I don't know if you were horrified by the fact that the Mineral Management Agency, the government bureau that overseas permits for drilling new oil wells in the ocean, wasn't bothering to get permits or do environmental impact analyses when they allowed big companies like BP to drill.
This sentence from the New York Times story struck me as particularly ironic: "The BP well that blew up in the gulf last month was granted an exemption from the NEPA process because company officials had assured regulators that it carried little hazard."
And now, of course, eleven men are dead, and countless mammals. As the oil moves almost inevitably to the beaches of Gulf Coast, it is impossible to know what kind of environmental impact it will have -- decades?
On NPR today a few scientists were talking about the possibility of multiple extinctions if we continue on our course without making significant alterations in the way we live.
The example that stuck in my mind was the box turtle -- which just doesn't exist in many parts of the suburbs any more.
And I can't figure out why we don't seem, as individuals, to invest more time in trying to make a difference. We get furious about Obamacare. We worry that perhaps someone is trying to take away our guns. We boycott Arizona (not that I disagree). We compare America to Greece. We picket the politicos who are making cuts in education and trying to impose a soda tax.
Can we look beyond our own personal context? In my more pessimistic moments, I have to admit that I wonder.
Or perhaps do we trust that our government will look to our interests and do what is good for all of us? Even now?
So nu? as my relatives would say. That's Yiddish for ...what are you going to do it about it?
While picking up more than a 100.00 of dry cleaning in Eagle today, I ran into a parishioner at a local Episcopal Church. As we were chatting, I confessed guiltily that I sometime feel like, as a mother, I spend half my time driving kids around. Both of us, we agreed, have a pretty big carbon footprint.
No stranger to ambivalence, then, I grapple -- and wonder if you are doing so, too. If you have figured out what to do next, please tell us.

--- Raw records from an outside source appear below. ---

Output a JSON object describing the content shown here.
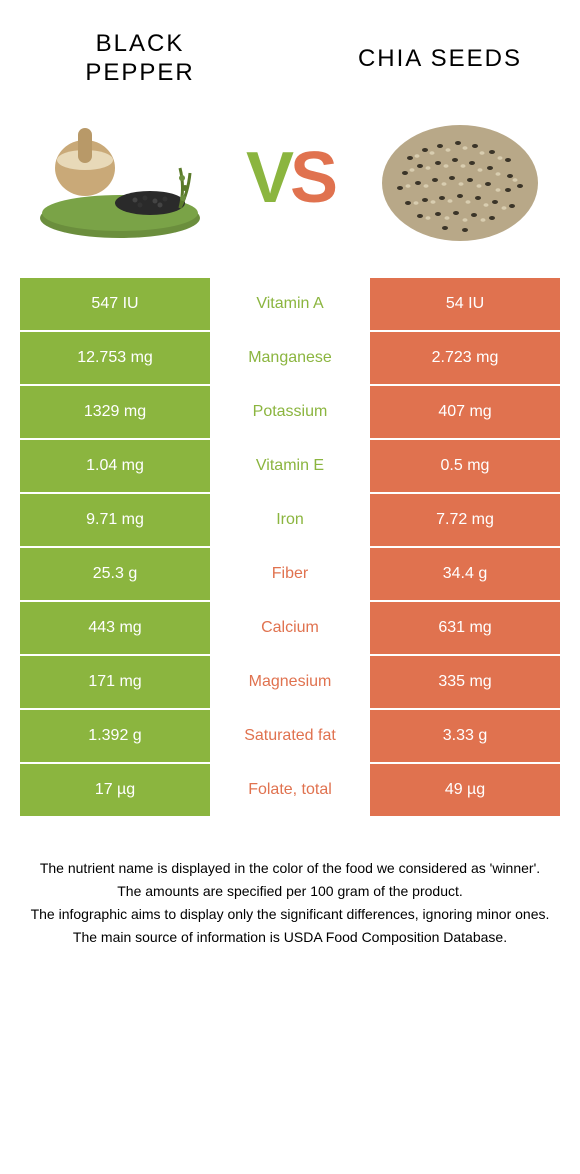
{
  "colors": {
    "green": "#8bb53f",
    "orange": "#e0724f",
    "white": "#ffffff",
    "black": "#000000"
  },
  "left_title": "BLACK PEPPER",
  "right_title": "CHIA SEEDS",
  "vs_v": "V",
  "vs_s": "S",
  "rows": [
    {
      "left": "547 IU",
      "mid": "Vitamin A",
      "right": "54 IU",
      "winner": "left"
    },
    {
      "left": "12.753 mg",
      "mid": "Manganese",
      "right": "2.723 mg",
      "winner": "left"
    },
    {
      "left": "1329 mg",
      "mid": "Potassium",
      "right": "407 mg",
      "winner": "left"
    },
    {
      "left": "1.04 mg",
      "mid": "Vitamin E",
      "right": "0.5 mg",
      "winner": "left"
    },
    {
      "left": "9.71 mg",
      "mid": "Iron",
      "right": "7.72 mg",
      "winner": "left"
    },
    {
      "left": "25.3 g",
      "mid": "Fiber",
      "right": "34.4 g",
      "winner": "right"
    },
    {
      "left": "443 mg",
      "mid": "Calcium",
      "right": "631 mg",
      "winner": "right"
    },
    {
      "left": "171 mg",
      "mid": "Magnesium",
      "right": "335 mg",
      "winner": "right"
    },
    {
      "left": "1.392 g",
      "mid": "Saturated fat",
      "right": "3.33 g",
      "winner": "right"
    },
    {
      "left": "17 µg",
      "mid": "Folate, total",
      "right": "49 µg",
      "winner": "right"
    }
  ],
  "footer": [
    "The nutrient name is displayed in the color of the food we considered as 'winner'.",
    "The amounts are specified per 100 gram of the product.",
    "The infographic aims to display only the significant differences, ignoring minor ones.",
    "The main source of information is USDA Food Composition Database."
  ]
}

Am I the only one who is concerned that we are in a time crunch -- and the door in which to change our behavior is closing behind us?
Talk about Huis-clos.
1 commentaire:
I think the key IS all of us looking to our own interest. What needs to change is what we perceive that interest to be. You are not alone, there are growing communities committed to change. As I have stated before on this topic....the door is already closed. Planetary systems are already moving and can not be turned on a dime.